The stewardship plan for the land, which was donated in January, will match the goals of the family: land management, including growing trees for forest products; allowing public use for hunting, fishing, trapping and walking; no development; and paying taxes to the town.
The land consists of roughly 45 parcels scattered throughout New Gloucester. Some tracts abut the Shaker land conservation easement. All of the lots are being studied for deed accuracy, which will take a few years. After each lot is cleared, it will be conveyed to Maine Woodland Owners.
Steve Chandler and his wife, Natalie, spoke on behalf of the family.
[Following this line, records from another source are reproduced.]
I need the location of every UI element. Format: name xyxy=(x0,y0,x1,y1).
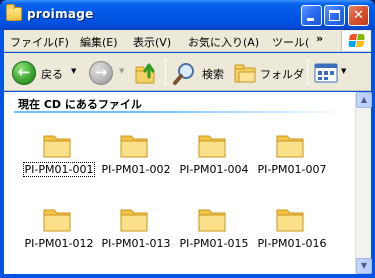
scroll-down-button[interactable]: ▼ xyxy=(356,258,372,274)
file-label: PI-PM01-001 xyxy=(22,162,96,177)
folder-icon xyxy=(43,135,71,158)
menu-tools[interactable]: ツール( xyxy=(272,34,309,50)
file-item[interactable]: PI-PM01-016 xyxy=(252,204,332,264)
file-item[interactable]: PI-PM01-007 xyxy=(252,130,332,190)
close-button[interactable]: ✕ xyxy=(348,5,369,26)
windows-logo xyxy=(341,31,371,51)
windows-flag-icon xyxy=(348,34,366,48)
file-label: PI-PM01-007 xyxy=(257,163,327,176)
file-label: PI-PM01-004 xyxy=(179,163,249,176)
minimize-icon xyxy=(307,18,314,21)
menu-view[interactable]: 表示(V) xyxy=(133,34,171,50)
scroll-up-button[interactable]: ▲ xyxy=(356,92,372,108)
file-label: PI-PM01-013 xyxy=(101,237,171,250)
menu-edit[interactable]: 編集(E) xyxy=(80,34,118,50)
up-folder-icon[interactable] xyxy=(134,61,158,85)
file-label: PI-PM01-016 xyxy=(257,237,327,250)
forward-arrow-icon[interactable]: → xyxy=(89,61,113,85)
file-item[interactable]: PI-PM01-015 xyxy=(174,204,254,264)
back-arrow-icon[interactable]: ← xyxy=(12,61,36,85)
folders-button-label[interactable]: フォルダ xyxy=(260,66,304,82)
folders-icon[interactable] xyxy=(233,62,257,84)
file-item[interactable]: PI-PM01-012 xyxy=(19,204,99,264)
folder-icon xyxy=(276,209,304,232)
group-divider xyxy=(14,111,346,113)
back-dropdown-icon[interactable]: ▼ xyxy=(71,67,76,75)
menu-file[interactable]: ファイル(F) xyxy=(10,34,69,50)
folder-icon xyxy=(276,135,304,158)
title-bar[interactable]: proimage ✕ xyxy=(0,0,375,30)
file-label: PI-PM01-002 xyxy=(101,163,171,176)
maximize-button[interactable] xyxy=(324,5,345,26)
toolbar-separator xyxy=(165,59,166,85)
window-frame-bottom xyxy=(0,274,375,278)
maximize-icon xyxy=(329,10,340,21)
file-label: PI-PM01-015 xyxy=(179,237,249,250)
file-item[interactable]: PI-PM01-002 xyxy=(96,130,176,190)
folder-icon xyxy=(43,209,71,232)
file-item[interactable]: PI-PM01-013 xyxy=(96,204,176,264)
close-icon: ✕ xyxy=(353,8,364,23)
toolbar: ← 戻る ▼ → ▼ 検索 フォルダ ▼ xyxy=(4,53,371,91)
views-dropdown-icon[interactable]: ▼ xyxy=(341,67,346,75)
explorer-window: proimage ✕ ファイル(F) 編集(E) 表示(V) お気に入り(A) … xyxy=(0,0,375,278)
menu-bar: ファイル(F) 編集(E) 表示(V) お気に入り(A) ツール( » xyxy=(4,30,371,52)
window-title: proimage xyxy=(27,7,94,21)
folder-icon xyxy=(198,135,226,158)
folder-icon xyxy=(120,135,148,158)
views-icon[interactable] xyxy=(314,62,338,84)
back-button-label[interactable]: 戻る xyxy=(41,66,63,82)
menu-favorites[interactable]: お気に入り(A) xyxy=(188,34,259,50)
file-item[interactable]: PI-PM01-004 xyxy=(174,130,254,190)
vertical-scrollbar[interactable]: ▲ ▼ xyxy=(355,92,372,274)
toolbar-separator xyxy=(307,59,308,85)
menu-overflow-chevron[interactable]: » xyxy=(316,32,323,45)
folder-icon xyxy=(120,209,148,232)
group-title: 現在 CD にあるファイル xyxy=(18,98,142,111)
folder-icon xyxy=(198,209,226,232)
file-list-pane[interactable]: 現在 CD にあるファイル PI-PM01-001 PI-PM01-002 PI… xyxy=(4,92,372,274)
forward-dropdown-icon[interactable]: ▼ xyxy=(119,67,124,75)
file-label: PI-PM01-012 xyxy=(24,237,94,250)
search-icon[interactable] xyxy=(173,61,197,85)
search-button-label[interactable]: 検索 xyxy=(202,66,224,82)
folder-icon xyxy=(6,4,22,21)
minimize-button[interactable] xyxy=(301,5,322,26)
file-item[interactable]: PI-PM01-001 xyxy=(19,130,99,190)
“Our line has been in New Gloucester since Peleg brought his wife, Sarah, here from North Yarmouth in the first wheeled vehicle, an ox cart in the mid-1700s,” Steve Chandler said.
“The family has been invested in agricultural and forestland since,” he said. “My grandfather and his three brothers acquired Uncle Solomon’s land in the 1890s and ran a successful sawmill and lumber business. An aunt and her son and daughter along with Natalie and I are presently managing some 2,800 acres of land under the traditional name of Chandler Brothers. Some of the land dates back to the mid-1700s.”
The family grappled for a dozen years about the future management of the land, he said.
“We knew we had to do something so the land wouldn’t be developed. That’s why we’re giving it away.”
Steve Chandler retired from the U.S. Forest Service in 1998 and moved back to New Gloucester. He and his cousin, Charlie, managed the land they inherited from their fathers, Charles P. Chandler and Warner Chandler. Bertha and Natalie have been “silent” partners, Steve Chandler said.
As children growing up in Lower Gloucester, first cousins Steve and Charlie got their lessons in land management skills from their fathers, learning boundary lines and surveying.
“The family worked to restore land after hard cutting in the 1930s with the help of forester Cliff Foster of Gray for more than 50 years,” Steve Chandler said.
“These lands lured me into the forestry profession,” he said. “Today, the properties lie between two major metropolitan areas of Maine, Portland and Lewiston-Auburn.
“Sprawl pressures are horrendous and much of my time is spent working on long-range land management issues to try and maintain the character of the town of New Gloucester.”